The biggest problem for Darwinian believers is to explain the origin of the first life, which is not as simple as once thought. In 1953 James Watson and Francis Crick discovered DNA, the chemical that encodes instructions for building and replicating all living things. It's a blueprint, and Bill Gates called it the most complex computer code ever seen. DNA even in a one-celled amoeba is unbelievably complex in its message. Richard Dawkins, an atheist professor of zoology at Oxford University, admits that the message found in just the cell nucleus of a tiny amoeba is more than all 30 volumes of Encyclopedia Britannica combined, and the entire amoeba has as much information in its DNA as 1000 complete sets of the Encyclopedia Britannica.
Darwinists have a difficult task. They have to say life came spontaneously from nonliving chemicals without intelligent intervention. The trouble is, all experiments designed to spontaneously generate life have failed. Another difficulty they have, besides the complexity of DNA, is the origin of DNA. It relies on proteins for its production, but proteins rely on DNA for their production. So which came first, proteins or DNA? One has to be in existence for the other to be made.
So why are Darwinists so committed to their viewpoint? Because they have a philosophy which rules out intelligent causes before they even look at the evidence. Since they have ruled out any possibility of God because of their philosophical foundations, Darwinism has be true since it's the only God-free theory.
A couple of key quotations make this very clear.

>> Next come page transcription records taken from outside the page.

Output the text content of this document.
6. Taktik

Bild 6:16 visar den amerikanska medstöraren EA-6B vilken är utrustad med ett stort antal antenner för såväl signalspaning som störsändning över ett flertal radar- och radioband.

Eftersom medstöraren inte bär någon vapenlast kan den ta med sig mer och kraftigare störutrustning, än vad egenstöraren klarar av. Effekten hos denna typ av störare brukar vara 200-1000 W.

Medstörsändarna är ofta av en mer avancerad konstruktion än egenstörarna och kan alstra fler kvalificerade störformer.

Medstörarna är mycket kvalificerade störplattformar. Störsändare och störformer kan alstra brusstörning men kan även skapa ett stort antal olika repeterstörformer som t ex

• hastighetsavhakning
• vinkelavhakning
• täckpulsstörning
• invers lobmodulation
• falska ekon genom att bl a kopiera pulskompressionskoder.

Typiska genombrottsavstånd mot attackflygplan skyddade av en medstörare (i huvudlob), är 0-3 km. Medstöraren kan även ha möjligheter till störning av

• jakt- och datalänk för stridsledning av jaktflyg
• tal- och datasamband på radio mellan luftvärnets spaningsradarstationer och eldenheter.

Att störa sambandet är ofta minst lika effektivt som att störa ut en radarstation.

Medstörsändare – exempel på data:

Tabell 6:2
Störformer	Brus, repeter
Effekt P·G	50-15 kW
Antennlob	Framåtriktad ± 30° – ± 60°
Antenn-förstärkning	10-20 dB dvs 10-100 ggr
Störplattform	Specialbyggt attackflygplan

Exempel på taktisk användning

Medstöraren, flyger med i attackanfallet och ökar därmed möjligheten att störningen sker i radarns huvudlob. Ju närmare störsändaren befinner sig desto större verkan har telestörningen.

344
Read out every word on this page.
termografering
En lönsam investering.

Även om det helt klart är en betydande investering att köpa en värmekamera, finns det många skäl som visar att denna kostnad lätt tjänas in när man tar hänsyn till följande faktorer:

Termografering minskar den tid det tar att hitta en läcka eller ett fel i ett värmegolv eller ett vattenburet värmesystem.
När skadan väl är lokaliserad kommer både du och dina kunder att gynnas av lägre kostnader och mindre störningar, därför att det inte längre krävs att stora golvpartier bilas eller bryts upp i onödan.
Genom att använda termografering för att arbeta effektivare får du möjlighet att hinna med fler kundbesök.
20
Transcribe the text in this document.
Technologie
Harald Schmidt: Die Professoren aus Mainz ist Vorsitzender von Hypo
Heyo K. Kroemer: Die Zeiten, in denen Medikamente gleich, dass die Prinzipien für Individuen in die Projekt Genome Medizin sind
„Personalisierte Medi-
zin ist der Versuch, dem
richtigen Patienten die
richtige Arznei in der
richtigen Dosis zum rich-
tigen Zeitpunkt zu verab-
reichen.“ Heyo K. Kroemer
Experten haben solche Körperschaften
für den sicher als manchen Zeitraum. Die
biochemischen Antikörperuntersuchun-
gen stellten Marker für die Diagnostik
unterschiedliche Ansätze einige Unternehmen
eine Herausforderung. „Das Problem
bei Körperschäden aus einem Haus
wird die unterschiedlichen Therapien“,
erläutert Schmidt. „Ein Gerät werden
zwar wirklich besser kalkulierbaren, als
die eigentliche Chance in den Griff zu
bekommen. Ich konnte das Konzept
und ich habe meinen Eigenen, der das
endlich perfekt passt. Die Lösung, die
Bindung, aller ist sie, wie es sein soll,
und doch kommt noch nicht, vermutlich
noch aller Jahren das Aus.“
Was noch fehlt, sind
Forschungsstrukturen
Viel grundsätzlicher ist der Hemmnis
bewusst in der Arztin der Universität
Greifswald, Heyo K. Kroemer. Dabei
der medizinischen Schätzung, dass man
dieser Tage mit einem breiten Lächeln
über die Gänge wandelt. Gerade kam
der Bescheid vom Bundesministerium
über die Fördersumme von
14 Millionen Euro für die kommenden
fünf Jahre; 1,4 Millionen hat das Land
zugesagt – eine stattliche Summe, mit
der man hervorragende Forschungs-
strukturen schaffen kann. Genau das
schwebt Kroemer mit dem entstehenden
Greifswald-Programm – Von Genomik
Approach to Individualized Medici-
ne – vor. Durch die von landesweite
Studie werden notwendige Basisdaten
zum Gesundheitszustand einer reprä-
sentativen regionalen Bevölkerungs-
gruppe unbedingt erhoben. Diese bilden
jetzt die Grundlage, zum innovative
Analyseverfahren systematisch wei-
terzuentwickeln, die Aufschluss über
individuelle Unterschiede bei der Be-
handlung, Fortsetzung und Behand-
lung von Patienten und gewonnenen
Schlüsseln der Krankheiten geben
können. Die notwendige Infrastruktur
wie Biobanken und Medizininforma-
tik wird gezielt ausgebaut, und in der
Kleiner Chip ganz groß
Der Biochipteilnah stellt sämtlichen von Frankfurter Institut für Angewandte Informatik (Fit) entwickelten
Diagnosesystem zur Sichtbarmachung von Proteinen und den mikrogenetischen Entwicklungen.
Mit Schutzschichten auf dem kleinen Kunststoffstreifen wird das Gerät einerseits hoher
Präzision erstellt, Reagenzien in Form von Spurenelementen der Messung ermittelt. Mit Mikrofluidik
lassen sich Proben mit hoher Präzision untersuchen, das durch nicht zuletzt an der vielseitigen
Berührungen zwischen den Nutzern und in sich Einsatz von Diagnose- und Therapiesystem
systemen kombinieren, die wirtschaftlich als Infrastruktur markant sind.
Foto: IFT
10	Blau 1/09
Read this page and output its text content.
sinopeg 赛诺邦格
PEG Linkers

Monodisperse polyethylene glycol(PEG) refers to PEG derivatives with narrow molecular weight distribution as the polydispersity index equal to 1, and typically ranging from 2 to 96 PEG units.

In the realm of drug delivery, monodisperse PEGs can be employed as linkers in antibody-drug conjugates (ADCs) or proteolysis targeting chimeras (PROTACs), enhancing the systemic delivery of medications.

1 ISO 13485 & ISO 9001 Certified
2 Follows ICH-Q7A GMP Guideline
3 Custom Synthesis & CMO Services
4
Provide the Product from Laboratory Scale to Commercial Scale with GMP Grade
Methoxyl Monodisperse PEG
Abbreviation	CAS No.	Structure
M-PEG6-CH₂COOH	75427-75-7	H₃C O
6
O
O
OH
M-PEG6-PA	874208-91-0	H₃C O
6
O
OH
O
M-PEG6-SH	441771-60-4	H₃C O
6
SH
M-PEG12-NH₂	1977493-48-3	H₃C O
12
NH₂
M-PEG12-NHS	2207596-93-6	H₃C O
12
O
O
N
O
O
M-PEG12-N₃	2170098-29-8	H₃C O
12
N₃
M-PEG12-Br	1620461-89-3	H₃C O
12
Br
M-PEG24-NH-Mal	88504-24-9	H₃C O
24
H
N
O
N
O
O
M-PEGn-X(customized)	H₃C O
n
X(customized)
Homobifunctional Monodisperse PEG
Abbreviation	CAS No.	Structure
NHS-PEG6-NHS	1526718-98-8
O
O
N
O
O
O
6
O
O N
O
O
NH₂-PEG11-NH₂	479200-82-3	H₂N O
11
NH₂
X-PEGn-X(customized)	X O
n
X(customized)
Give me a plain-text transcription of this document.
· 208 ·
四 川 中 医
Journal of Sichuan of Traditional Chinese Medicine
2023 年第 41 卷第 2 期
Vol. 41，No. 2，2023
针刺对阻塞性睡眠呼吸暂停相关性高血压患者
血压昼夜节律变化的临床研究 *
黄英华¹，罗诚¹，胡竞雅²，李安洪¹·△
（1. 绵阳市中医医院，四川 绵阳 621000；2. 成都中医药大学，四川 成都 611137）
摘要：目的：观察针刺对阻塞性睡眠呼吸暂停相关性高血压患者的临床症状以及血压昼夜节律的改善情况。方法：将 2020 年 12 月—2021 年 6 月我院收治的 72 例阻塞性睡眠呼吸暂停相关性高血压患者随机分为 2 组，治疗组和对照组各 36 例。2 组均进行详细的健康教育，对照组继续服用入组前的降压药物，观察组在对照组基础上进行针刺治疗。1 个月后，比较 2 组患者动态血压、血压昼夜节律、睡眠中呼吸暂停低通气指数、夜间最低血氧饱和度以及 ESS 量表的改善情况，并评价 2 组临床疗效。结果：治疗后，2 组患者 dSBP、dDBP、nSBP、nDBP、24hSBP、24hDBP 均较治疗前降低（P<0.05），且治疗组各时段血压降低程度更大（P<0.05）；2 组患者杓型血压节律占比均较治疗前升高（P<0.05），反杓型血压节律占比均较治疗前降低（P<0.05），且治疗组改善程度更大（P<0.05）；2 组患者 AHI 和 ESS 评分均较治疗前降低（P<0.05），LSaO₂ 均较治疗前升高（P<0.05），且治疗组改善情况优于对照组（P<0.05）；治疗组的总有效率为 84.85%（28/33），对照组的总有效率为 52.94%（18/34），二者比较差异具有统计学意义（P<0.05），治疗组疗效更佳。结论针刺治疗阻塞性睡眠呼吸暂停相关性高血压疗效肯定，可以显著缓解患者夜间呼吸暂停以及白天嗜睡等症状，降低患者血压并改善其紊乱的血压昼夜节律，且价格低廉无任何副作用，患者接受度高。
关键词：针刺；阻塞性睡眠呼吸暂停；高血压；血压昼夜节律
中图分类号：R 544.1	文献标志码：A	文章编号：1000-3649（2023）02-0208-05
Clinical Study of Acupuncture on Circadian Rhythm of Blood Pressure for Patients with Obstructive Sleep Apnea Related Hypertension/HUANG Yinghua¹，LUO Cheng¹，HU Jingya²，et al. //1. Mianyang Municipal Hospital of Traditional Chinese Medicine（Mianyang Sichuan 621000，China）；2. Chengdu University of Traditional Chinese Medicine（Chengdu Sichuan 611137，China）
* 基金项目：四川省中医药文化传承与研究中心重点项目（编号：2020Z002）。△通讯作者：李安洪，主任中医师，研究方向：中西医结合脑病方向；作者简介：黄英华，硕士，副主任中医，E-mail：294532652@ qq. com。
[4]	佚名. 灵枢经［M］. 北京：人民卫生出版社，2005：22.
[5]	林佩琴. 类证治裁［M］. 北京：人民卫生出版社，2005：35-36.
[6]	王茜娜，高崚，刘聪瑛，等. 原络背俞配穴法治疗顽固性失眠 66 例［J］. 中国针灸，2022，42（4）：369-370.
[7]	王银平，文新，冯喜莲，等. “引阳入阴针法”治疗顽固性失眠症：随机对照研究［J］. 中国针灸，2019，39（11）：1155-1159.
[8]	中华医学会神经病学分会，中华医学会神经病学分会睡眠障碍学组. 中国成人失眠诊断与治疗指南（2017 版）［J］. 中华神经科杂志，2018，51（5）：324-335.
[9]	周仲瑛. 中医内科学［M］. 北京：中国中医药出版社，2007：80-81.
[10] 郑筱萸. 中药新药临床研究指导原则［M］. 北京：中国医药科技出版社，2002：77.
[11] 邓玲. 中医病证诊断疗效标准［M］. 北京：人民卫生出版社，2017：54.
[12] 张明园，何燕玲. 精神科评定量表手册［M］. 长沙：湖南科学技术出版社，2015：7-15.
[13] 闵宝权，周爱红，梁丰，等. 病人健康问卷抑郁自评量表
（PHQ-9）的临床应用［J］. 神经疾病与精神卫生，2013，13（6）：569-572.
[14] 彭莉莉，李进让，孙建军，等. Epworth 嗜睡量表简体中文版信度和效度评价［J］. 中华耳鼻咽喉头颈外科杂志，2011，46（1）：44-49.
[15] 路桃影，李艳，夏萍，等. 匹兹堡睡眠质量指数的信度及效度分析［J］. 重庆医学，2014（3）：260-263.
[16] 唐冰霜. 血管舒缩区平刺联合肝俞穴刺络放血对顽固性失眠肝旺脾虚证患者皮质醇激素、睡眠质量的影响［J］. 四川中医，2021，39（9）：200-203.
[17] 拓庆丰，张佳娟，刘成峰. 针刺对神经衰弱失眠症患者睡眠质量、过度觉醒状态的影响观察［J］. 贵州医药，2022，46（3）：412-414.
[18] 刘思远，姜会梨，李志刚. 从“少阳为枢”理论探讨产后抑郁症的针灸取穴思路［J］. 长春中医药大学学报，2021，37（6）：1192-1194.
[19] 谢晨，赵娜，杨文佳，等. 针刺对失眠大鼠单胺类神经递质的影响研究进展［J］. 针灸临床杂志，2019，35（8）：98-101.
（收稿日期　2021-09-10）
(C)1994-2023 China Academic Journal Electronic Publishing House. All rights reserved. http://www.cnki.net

Phil Johnson, a Christian law professor, states, "Darwinism is based on an a priori [prior] commitment to materialism, not on a philosophically neutral assessment of the evidence." Richard Lewontin, a Harvard University atheistic professor, says, "It is not that the methods and institutions of science somehow compel us to accept a material explanation of the phenomenonal world but, on the contrary, that we are forced by our a priori adherence to material causes to create an apparatus of investigation and a set of concepts that produce material explanations, no matter how counterintuitive, no matter how mystifying to the uninitiated. Moreover, that materialism is absolute for we cannot allow a Divine foot in the door." That's an amazing statement, considering he is saying Darwinists start with a philosophical position of atheism and build their science on that. So much for the neutrality of science.
But Darwinists say that they have billions of years to work with, so that may allow spontaneous generation of life to happen. The problem is that nature disorders; it doesn't organize things. Atheists and theists alike have calculated the probability that life could arise by chance from nonliving chemicals. The results are staggering. One biochemist said that the probability of getting one protein molecule by chance would be the same as a blindfolded man finding one marked grain of sand in the Sahara desert three times in a row. And one protein molecule is not even life. You need about 200 of these molecules to get life going.
This is fascinating material, but there is a lot of it. So I'll save some for the next blog.